When a team shares a database or a set of keys, the sensitive values live in an encrypted vault — saved once, never shown again, and revealed only to the app that runs your code.

What gets stored

Orchid keeps three kinds of secret for a group, and only these:

  • Connection credentials — the database password or service-account JSON behind a shared connection.
  • Environment variables — a team’s shared keys and tokens (an API key, a bucket name) that your project runs need.
  • Slack webhook URLs — the address Orchid posts a group’s notifications to.

Everything that isn’t secret — a connection’s host, port, and database name — is stored in the clear so people can see what they’re connecting to. The secret part is pulled out and locked away on its own.

Environment variables

A team can hold a set of environment variables on its Env tab (managers only).

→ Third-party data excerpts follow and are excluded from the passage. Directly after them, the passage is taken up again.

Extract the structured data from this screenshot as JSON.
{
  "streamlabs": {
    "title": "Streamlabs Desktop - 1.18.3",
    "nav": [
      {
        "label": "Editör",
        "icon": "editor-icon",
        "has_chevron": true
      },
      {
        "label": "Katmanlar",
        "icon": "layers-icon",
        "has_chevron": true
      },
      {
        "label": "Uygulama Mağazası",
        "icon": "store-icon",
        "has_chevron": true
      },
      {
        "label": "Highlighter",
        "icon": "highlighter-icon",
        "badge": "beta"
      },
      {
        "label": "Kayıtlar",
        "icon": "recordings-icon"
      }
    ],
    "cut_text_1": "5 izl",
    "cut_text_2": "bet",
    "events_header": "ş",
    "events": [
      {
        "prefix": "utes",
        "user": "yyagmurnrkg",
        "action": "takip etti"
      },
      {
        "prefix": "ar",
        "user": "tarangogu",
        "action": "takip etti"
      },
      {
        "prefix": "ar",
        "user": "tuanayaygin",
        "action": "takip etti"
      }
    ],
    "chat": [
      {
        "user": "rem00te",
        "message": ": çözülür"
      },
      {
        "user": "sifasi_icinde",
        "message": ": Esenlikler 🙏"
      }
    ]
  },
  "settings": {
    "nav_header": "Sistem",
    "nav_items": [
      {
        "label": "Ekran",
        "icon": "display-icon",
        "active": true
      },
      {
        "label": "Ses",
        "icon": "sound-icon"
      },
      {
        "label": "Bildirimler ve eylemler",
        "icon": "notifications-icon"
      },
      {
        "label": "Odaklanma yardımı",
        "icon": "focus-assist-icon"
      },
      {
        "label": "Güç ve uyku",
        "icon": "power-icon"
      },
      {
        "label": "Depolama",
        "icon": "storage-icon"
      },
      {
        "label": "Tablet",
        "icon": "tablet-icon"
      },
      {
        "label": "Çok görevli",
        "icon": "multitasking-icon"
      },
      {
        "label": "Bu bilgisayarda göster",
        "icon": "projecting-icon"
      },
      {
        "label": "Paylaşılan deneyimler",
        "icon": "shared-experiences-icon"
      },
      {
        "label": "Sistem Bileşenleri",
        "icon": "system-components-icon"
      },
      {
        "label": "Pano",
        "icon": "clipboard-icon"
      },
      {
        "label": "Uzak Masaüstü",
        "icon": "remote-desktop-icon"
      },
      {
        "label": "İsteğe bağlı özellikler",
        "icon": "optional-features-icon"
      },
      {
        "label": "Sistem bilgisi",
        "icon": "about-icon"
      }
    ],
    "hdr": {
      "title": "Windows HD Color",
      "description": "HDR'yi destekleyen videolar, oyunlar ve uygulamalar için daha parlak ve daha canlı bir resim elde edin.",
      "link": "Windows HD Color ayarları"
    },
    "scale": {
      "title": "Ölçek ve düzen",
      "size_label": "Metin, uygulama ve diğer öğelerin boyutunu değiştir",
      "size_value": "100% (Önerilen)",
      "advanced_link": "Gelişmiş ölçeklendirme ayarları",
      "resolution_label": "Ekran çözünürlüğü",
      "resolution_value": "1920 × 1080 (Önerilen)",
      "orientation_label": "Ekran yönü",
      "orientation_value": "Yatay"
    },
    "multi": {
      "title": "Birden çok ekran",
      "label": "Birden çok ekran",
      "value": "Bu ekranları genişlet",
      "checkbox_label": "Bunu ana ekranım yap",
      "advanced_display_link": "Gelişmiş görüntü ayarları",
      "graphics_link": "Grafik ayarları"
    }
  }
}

Each one is a name and a value — say STRIPE_API_KEY or S3_BUCKET. When a member runs a project the team can access, those variables are injected into the run’s environment automatically, so your code reads them with the usual os.environ['STRIPE_API_KEY'] — no one pastes a key into a notebook or keeps a private .env file in sync.

Mark a variable sensitive and it becomes write-only, just like a connection credential: you can set or replace it, but it’s never shown again on the settings page.

Who can read a value at run time

Anyone who can run a project the team can access reads these variables while their code runs — that’s how environment-variable injection works. Marking a value sensitive only hides it on the settings page; it does not hide it from a running notebook. Share a secret with a team only if you’d let everyone who can run the team’s projects see it.

Write-only by design

A secret in the vault is write-only. You can save it, replace it (rotate), or clear it — but no one reads it back, not even an owner. The dashboard only ever tells you whether a value is set, never what it is.

  • To rotate, type a new value over the old one and save — the previous secret is overwritten.
  • To clear, submit an empty value — the stored secret is removed.
  • There is no “reveal” button, because the value is never returned anywhere.
A connection editor with a write-only password field reading 'Secret set — enter a new value to rotate', showing no actual characters./docs-images/organizations/secrets.png
The field confirms a secret exists, but never shows it. Type over it to rotate.

How it’s protected

  • Every secret is encrypted with AES-256-GCM before it’s stored.
  • The vault has no read access through the database at all — only Orchid’s backend service holds the key and can decrypt.
  • A value is never returned to the browser or to a web viewer. The dashboard works entirely on the “is it set?” flag.
  • If the server’s encryption key isn’t configured, saving fails safely — nothing is written in plain text rather than risking an unencrypted secret.

Delivered at run time, audited every time

So how does a teammate use a shared secret without ever seeing it? At run time the backend decrypts the value and hands it to the Orchid desktop app — a connection credential for that one query, or the team’s env vars into the run’s environment. It never lands on a web page, and it’s never shown to the person running the code.

Connection checkouts are recorded too. Each one is written to the org or team Activity log — with no secret in the record, just who, what, and when — and the Metrics tab surfaces a running connection-checkouts count so you can see how heavily a shared connection is used.

Not the same as your local environment

The variables on this page are team secrets, shared through the cloud and injected into team project runs. They’re separate from your own machine’s launch settings — the ORCHID_* variables and your personal model-provider API keys are configured locally; see Configuration for those.

Slack notifications

Owners and admins can wire a group’s events to a Slack channel by pasting an incoming webhook URL. That URL is treated as a write-only secret too — saved, rotated, or cleared, never displayed. A test message button lets you confirm the channel receives events before you rely on it.